Tanto, molto è cambiato da quel 22 giugno 1945 quando i primi torni furono avviati. Ma non lo spirito dell’impresa che, dopo 70 anni, dà lavoro a una sessantina di addetti in due sedi: a Bologna, dove c’era la Minerva di Mario Chiodini e in provincia di Varese, dove era attiva la Omega Ceg di Varese prima della fusione sotto le Due Torri. «Abbiamo sempre cercato di precorrere i tempi», racconta Elisabetta Salati Chiodini che presiede il cda dell’azienda e un ufficio – il suo – animato da tre fedelissimi griffoncini di Bruxelles.
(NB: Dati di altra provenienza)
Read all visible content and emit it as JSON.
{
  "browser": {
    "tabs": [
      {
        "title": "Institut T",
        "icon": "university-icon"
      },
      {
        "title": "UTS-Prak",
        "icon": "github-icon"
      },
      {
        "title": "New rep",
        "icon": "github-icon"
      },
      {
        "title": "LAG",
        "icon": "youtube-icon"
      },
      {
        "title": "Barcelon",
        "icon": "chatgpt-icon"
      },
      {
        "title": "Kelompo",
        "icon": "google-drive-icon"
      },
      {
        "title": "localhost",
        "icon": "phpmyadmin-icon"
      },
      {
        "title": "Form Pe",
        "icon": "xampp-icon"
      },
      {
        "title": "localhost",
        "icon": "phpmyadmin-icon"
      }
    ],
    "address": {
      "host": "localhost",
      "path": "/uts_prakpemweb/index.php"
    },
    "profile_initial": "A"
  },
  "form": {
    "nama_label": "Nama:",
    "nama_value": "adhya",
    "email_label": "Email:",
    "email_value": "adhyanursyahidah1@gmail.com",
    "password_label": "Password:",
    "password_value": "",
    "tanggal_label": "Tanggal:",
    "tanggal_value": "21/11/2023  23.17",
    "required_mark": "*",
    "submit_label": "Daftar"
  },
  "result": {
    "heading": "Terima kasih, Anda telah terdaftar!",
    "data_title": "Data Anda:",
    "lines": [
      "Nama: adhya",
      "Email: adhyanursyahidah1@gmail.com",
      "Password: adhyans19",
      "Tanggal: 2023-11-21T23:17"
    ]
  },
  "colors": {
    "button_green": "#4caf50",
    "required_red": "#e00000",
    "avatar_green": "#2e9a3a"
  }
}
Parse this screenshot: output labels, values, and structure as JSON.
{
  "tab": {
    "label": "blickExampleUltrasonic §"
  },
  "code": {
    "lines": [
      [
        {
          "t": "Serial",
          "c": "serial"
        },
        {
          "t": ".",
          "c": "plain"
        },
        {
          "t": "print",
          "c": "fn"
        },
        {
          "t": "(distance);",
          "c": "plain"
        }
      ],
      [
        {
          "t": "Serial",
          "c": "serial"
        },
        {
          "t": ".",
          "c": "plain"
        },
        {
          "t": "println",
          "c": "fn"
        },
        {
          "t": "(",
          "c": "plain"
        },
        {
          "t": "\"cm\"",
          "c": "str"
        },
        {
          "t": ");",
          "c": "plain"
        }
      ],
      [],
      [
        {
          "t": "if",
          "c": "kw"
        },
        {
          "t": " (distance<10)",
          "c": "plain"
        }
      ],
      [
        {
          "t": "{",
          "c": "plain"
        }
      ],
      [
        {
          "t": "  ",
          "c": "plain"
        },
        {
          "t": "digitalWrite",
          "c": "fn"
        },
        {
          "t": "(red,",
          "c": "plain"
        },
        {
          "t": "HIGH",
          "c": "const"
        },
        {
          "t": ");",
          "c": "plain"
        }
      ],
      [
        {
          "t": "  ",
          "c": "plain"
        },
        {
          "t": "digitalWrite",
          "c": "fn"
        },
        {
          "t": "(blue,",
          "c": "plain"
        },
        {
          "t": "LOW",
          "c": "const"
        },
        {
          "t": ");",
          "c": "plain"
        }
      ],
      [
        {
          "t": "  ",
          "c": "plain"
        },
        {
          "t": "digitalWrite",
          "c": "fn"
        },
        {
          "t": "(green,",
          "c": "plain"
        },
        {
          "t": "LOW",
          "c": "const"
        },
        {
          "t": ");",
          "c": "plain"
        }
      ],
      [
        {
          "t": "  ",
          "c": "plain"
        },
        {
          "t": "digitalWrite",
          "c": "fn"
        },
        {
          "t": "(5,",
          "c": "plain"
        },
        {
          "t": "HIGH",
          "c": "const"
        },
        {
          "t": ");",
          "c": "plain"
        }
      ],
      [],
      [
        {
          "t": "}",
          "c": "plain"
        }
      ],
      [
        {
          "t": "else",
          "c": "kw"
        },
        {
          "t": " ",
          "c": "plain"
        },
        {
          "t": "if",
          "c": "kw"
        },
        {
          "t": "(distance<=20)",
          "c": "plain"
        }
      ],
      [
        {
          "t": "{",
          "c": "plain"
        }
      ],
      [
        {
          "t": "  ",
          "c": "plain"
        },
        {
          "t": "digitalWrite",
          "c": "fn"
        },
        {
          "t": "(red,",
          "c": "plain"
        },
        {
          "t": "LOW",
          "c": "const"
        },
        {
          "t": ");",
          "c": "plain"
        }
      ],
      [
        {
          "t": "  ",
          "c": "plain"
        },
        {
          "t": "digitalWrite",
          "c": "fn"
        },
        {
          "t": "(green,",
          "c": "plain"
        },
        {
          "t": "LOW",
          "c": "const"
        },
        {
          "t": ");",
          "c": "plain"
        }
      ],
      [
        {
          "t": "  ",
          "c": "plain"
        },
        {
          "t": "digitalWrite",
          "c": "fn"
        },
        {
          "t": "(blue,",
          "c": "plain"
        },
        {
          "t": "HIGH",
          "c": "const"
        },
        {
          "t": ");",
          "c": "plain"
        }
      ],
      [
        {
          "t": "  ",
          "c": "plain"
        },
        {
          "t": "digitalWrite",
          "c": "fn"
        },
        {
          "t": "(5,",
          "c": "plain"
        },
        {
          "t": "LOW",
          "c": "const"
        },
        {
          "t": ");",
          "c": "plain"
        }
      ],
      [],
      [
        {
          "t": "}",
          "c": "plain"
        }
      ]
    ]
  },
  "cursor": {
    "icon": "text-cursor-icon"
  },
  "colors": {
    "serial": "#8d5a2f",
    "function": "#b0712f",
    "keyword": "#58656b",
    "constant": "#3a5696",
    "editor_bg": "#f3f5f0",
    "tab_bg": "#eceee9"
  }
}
Presidente, è tutto pronto per i festeggiamenti del 70° dell’azienda?
«A dire il vero ho preferito reinvestire in azienda più che in feste, anche perché il tempo libero scarseggia. Fatturiamo 15 milioni di euro annui e da due anni abbiamo registrato una crescita del 15 per cento, quindi contiamo di assumere 4-5 persone quest’anno e altrettante l’anno successivo».
Qual è la chiave di questo successo?
«Di sicuro l’idea iniziale di mio nonno. Aveva capito che il settore dell’alimentazione su vasta scala sarebbe stato sempre più centrale e che necessitava di strumenti meccanici appositi. Poi fin dagli anni Cinquanta puntò sul mercato estero, esportando la metà della produzione».
E oggi?
«Oggi spediamo all’estero il 60 per cento dei nostri macchinari, ma per evitare di subire i contraccolpi delle vicende politiche dei singoli Paesi, abbiamo diversificato il parco clienti».
Ma alcuni sono storici, vero?
«In azienda siamo alla terza generazione di Chiodini e così è anche per i nostri clienti, perché molti dei rapporti commerciali che abbiamo si basano su relazioni tra famiglie di lunga data. Ad esempio abbiamo sempre esportato in Iran, ci andai anche nel 1978 prima della rivoluzione che ‘congelò’ gli affari. Affari che poi ripresero, come nulla fosse, anni dopo».
La gamma di prodotti che offrite è vastissima, ma qual è quello simbolo della Minerva?
«Il tritacarne. Ne abbiamo 30 versioni, soprattutto per le diversità religiose e di macellazione. Tra i vari clienti ci sono il Cremlino, il Vaticano, la casa reale dei Windsor, la Nato e l’esercito americano oltre ai negozi, le mense, la grande distribuzione organizzata».
Ci sono mercati emergenti?
«Non è proprio nuovo, ma sta prendendo piede sul passaparola una nicchia di clienti un po’ particolare, che cresce di anno in anno: gli anatomopatologi, anche stranieri. Sostengono che i nostri macchinari, come i segaossi, siano più precisi di altri».
Questo sì che è diversificare. Sul fronte delle nuove tecnologie, ci sono sorprese in arrivo?
«Mio fratello Daniele sta lavorando a un controllo da remoto, in cloud, applicabile ai nostri macchinari così che, da un semplice iPad, può essere verificato il funzionamento del prodotto in tempo reale e se vengono rispettate le
misure di sicurezza dagli operatori ».